It is hard to think about the topic of leadership without thinking of the individuals and teams that I have worked with over the years. I have been fortunate to learn as much from them as I hope I have imparted along the way. It really is a continuous process, and I am grateful for each experience and what I have gained from it.
I have always thought of leadership as a legacy, in terms of what you give back and what you leave behind. Clearly you direct your focus and activities, and that of your team, to achieve the business objectives at hand. Yet, much of the value you deliver through coaching, mentoring, and developing others may not fully manifest until long after you have moved on from your role.

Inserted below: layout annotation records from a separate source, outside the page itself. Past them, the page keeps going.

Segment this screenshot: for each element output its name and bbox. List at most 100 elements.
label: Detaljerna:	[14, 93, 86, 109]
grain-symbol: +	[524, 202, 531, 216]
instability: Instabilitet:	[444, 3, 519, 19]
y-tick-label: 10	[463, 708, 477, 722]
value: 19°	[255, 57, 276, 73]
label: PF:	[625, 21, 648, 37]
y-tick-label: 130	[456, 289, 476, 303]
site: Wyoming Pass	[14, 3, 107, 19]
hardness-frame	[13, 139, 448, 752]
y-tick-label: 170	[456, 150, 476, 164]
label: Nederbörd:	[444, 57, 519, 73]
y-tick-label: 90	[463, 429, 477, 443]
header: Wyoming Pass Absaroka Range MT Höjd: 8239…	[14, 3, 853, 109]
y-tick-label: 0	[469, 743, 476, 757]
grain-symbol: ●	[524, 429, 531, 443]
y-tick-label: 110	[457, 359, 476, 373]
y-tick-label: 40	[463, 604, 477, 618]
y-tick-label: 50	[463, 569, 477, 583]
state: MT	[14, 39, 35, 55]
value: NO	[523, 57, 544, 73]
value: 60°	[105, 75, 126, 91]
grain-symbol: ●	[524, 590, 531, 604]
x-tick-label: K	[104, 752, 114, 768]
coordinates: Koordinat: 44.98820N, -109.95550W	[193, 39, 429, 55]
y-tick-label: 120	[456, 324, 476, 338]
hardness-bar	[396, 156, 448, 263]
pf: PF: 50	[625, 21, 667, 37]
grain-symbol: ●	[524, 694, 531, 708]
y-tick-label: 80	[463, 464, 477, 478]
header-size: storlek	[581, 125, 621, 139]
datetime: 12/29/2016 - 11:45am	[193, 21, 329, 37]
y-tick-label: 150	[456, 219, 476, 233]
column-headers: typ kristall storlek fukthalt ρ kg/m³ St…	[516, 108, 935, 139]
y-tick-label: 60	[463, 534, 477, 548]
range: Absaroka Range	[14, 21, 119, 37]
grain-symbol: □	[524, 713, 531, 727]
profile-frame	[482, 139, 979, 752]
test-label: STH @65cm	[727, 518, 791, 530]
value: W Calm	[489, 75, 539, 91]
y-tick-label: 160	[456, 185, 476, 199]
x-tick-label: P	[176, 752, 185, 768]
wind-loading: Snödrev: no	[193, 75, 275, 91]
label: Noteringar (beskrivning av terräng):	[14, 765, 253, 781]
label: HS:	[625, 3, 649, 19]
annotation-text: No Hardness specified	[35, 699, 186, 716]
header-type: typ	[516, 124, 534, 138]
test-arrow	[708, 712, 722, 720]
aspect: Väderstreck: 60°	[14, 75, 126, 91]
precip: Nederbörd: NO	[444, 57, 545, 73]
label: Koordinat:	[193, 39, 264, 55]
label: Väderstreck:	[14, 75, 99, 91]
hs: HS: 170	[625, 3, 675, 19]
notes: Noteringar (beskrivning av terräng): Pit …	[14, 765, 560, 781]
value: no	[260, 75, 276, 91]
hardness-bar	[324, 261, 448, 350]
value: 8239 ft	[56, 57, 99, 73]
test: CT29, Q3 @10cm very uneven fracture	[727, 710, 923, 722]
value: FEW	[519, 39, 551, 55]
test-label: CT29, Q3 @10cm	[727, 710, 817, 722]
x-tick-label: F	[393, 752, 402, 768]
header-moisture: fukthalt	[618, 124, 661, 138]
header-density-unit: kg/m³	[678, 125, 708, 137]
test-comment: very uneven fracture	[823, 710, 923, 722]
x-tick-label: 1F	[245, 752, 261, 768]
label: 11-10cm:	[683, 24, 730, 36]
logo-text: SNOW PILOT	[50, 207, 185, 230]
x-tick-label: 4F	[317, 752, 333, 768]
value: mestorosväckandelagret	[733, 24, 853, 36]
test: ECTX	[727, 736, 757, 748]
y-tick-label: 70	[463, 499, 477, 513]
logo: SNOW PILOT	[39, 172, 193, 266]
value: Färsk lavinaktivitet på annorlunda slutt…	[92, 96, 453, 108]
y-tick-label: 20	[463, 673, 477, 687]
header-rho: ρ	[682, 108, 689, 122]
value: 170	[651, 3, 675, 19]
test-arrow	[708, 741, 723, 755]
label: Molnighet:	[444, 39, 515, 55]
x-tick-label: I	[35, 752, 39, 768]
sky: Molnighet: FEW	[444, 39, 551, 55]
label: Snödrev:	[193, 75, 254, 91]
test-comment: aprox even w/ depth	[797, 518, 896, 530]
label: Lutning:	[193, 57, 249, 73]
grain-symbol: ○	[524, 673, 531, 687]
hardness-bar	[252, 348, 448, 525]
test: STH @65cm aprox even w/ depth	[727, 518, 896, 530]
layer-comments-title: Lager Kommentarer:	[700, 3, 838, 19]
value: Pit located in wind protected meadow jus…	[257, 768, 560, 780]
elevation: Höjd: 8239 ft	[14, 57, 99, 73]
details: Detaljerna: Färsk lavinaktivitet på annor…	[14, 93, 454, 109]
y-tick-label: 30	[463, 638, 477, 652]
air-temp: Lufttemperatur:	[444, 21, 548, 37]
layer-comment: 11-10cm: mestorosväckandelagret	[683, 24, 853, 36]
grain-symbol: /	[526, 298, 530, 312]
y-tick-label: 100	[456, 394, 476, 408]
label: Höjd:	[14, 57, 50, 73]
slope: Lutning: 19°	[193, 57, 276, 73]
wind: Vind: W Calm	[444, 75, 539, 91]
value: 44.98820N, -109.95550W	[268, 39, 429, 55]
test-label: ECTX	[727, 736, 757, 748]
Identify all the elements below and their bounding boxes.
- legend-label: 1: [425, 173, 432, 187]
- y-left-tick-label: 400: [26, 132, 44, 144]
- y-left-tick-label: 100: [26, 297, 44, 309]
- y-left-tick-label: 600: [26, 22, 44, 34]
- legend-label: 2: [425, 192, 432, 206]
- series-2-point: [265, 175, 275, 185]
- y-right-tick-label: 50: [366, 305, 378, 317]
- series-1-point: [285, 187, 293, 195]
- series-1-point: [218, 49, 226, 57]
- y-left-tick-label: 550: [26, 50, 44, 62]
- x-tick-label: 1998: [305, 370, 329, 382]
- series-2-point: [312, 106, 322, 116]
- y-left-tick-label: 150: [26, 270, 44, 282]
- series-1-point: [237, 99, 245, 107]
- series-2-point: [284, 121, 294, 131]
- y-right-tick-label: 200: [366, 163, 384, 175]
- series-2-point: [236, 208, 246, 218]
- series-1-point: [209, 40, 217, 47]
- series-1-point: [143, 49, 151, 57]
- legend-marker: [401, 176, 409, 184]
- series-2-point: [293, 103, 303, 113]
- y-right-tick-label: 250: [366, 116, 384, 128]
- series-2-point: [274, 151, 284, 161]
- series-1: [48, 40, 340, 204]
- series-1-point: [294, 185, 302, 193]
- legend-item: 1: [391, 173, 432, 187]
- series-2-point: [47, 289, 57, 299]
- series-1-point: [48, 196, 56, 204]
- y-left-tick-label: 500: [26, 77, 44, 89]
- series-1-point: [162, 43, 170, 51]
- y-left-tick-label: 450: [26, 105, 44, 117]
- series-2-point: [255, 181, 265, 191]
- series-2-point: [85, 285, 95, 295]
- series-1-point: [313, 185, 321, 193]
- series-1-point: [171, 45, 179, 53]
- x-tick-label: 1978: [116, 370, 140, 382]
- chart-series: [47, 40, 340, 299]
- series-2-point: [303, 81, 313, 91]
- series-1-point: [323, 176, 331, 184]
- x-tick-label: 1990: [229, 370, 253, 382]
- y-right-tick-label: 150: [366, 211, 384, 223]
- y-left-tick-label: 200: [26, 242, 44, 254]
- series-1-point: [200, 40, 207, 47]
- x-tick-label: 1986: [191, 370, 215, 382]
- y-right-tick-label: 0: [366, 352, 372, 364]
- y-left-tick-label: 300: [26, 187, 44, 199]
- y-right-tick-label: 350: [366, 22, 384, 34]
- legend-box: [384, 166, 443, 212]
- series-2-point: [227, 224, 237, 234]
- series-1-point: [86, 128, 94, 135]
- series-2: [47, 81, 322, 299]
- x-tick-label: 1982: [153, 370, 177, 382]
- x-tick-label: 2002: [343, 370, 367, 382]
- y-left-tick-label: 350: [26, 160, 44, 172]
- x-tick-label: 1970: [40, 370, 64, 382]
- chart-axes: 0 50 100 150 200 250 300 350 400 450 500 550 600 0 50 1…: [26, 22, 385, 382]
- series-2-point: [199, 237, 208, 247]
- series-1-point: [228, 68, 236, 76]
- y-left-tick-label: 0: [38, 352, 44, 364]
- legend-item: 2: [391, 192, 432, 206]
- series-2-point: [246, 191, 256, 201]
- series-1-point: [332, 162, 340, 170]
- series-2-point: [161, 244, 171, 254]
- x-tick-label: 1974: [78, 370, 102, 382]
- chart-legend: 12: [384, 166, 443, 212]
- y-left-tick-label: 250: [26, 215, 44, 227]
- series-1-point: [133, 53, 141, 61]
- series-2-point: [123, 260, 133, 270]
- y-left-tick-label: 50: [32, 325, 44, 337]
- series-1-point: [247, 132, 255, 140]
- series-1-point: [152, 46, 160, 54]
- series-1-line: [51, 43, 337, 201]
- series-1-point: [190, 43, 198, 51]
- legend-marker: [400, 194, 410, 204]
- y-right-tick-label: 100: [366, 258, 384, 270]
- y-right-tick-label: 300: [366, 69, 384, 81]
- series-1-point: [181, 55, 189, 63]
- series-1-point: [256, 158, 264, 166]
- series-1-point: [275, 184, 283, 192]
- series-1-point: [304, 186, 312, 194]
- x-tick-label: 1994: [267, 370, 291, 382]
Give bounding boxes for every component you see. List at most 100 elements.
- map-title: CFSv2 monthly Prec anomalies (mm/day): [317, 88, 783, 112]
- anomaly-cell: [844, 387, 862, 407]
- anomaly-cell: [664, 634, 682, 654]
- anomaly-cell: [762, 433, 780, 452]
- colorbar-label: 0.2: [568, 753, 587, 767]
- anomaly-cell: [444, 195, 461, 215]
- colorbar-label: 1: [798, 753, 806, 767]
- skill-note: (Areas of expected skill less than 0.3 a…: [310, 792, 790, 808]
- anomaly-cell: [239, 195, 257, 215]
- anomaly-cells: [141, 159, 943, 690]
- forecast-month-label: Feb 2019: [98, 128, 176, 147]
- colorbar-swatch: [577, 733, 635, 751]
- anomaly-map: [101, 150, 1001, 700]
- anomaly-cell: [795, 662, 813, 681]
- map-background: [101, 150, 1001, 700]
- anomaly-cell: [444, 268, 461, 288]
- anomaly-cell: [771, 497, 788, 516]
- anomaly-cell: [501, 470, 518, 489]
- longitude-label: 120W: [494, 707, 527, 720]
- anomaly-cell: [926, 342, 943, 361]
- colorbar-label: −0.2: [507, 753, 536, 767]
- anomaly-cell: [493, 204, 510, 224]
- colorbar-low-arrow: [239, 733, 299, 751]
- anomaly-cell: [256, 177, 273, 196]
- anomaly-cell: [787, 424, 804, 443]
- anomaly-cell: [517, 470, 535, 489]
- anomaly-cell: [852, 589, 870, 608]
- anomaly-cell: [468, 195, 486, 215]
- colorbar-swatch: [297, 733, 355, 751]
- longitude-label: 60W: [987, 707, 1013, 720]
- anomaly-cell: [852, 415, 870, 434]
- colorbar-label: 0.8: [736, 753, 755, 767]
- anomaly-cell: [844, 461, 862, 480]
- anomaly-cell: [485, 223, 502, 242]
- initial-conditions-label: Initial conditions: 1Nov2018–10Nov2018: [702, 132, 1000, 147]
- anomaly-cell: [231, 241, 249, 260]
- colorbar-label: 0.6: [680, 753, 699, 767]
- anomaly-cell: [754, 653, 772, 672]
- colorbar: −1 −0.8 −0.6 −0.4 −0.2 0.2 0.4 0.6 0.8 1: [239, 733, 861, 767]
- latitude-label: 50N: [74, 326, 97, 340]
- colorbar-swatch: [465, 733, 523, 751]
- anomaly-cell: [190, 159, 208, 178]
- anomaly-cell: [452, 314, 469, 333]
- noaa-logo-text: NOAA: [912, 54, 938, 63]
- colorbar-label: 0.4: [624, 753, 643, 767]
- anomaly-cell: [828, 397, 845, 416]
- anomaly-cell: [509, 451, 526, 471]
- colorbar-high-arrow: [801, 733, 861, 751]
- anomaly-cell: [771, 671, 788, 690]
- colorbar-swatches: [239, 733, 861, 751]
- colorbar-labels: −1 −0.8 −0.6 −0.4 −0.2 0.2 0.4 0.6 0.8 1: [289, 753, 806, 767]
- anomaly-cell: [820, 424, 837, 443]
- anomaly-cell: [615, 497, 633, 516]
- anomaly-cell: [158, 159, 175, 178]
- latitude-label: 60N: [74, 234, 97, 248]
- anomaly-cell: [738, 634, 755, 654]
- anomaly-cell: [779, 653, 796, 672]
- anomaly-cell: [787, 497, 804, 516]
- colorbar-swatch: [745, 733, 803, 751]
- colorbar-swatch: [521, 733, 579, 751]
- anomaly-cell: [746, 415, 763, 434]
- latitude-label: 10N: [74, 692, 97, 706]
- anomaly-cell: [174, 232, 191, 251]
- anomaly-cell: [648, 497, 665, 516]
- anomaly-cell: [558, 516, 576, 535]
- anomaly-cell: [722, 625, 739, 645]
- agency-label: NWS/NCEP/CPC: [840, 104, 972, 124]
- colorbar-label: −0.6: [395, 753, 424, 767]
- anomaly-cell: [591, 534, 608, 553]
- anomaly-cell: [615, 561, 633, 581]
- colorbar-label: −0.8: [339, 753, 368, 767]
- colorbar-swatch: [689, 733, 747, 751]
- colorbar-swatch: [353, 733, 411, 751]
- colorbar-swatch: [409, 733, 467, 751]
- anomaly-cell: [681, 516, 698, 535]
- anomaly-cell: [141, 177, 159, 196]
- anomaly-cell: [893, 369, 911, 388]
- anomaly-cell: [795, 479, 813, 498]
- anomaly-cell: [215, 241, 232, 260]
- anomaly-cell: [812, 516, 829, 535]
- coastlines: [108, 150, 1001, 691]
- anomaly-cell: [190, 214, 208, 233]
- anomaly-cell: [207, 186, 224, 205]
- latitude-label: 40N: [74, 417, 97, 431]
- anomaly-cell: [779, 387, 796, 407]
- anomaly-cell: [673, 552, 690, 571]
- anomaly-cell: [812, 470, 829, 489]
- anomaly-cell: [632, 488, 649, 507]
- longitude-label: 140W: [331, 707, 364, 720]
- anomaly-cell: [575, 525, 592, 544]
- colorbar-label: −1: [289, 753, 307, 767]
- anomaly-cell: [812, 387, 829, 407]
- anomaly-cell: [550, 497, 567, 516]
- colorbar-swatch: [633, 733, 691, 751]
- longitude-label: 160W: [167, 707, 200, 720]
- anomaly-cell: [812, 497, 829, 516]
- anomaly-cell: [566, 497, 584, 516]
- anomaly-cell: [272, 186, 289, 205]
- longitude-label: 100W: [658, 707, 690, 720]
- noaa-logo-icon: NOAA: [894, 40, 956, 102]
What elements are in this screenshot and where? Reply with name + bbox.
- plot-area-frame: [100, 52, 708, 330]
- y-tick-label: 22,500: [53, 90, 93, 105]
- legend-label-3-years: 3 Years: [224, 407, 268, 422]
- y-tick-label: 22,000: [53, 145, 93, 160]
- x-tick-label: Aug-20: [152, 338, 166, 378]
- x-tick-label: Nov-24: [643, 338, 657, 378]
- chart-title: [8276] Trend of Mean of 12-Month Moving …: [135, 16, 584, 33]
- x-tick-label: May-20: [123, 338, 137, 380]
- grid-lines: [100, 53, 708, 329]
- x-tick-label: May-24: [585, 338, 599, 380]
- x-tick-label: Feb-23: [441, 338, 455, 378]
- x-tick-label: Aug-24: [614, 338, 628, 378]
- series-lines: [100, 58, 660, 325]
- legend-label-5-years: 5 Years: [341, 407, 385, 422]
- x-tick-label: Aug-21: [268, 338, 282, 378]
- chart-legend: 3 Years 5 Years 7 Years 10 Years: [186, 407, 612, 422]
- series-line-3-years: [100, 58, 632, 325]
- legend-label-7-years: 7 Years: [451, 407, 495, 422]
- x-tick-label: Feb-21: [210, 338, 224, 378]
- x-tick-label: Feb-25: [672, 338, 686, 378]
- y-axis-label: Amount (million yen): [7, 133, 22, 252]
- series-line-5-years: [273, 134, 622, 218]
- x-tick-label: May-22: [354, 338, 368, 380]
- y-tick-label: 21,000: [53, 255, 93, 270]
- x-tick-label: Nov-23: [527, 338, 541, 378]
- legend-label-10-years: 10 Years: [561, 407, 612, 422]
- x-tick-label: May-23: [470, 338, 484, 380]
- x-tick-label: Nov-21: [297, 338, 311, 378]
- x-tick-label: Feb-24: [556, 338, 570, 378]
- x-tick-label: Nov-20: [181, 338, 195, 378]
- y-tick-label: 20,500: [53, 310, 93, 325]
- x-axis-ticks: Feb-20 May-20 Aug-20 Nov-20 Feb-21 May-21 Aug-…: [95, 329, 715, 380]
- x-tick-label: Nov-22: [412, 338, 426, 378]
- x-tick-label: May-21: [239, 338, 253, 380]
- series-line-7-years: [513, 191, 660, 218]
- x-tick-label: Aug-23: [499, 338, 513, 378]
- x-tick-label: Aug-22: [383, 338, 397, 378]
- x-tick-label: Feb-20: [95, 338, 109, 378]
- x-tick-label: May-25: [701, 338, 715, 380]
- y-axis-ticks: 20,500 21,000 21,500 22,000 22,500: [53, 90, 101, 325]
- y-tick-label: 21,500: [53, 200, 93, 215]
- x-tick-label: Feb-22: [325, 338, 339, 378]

Embracing that responsibility is rewarding and humbling at the same time, particularly when you consider the role of female leaders. There is often an underlying symbolism that you learn to appreciate as you progress. At some point you realize that it’s not so much about individual accomplishments, but rather what your career success represents to other aspiring females. The progression itself can be inspiring. Beyond that you have a greater opportunity to set a positive example, to guide, counsel, and help develop the next generation of leaders. I believe that to be a very critical component of my job.
I have been with Kelly Services Inc. for 23 years. From my start as an entry-level supervisor to my current role as senior vice president, I’ve had the opportunity to serve as a formal mentor for more than a dozen people and function informally countless times. It is important to be accessible for that exchange, whether speaking to a group of new recruits, discussing a career path, or responding to a request for guidance or perspective on a given issue. It demonstrates the capacity and willingness to grow and cultivate growth in others in order to achieve positive results. In the end, leadership is less about what you do and more about who you are.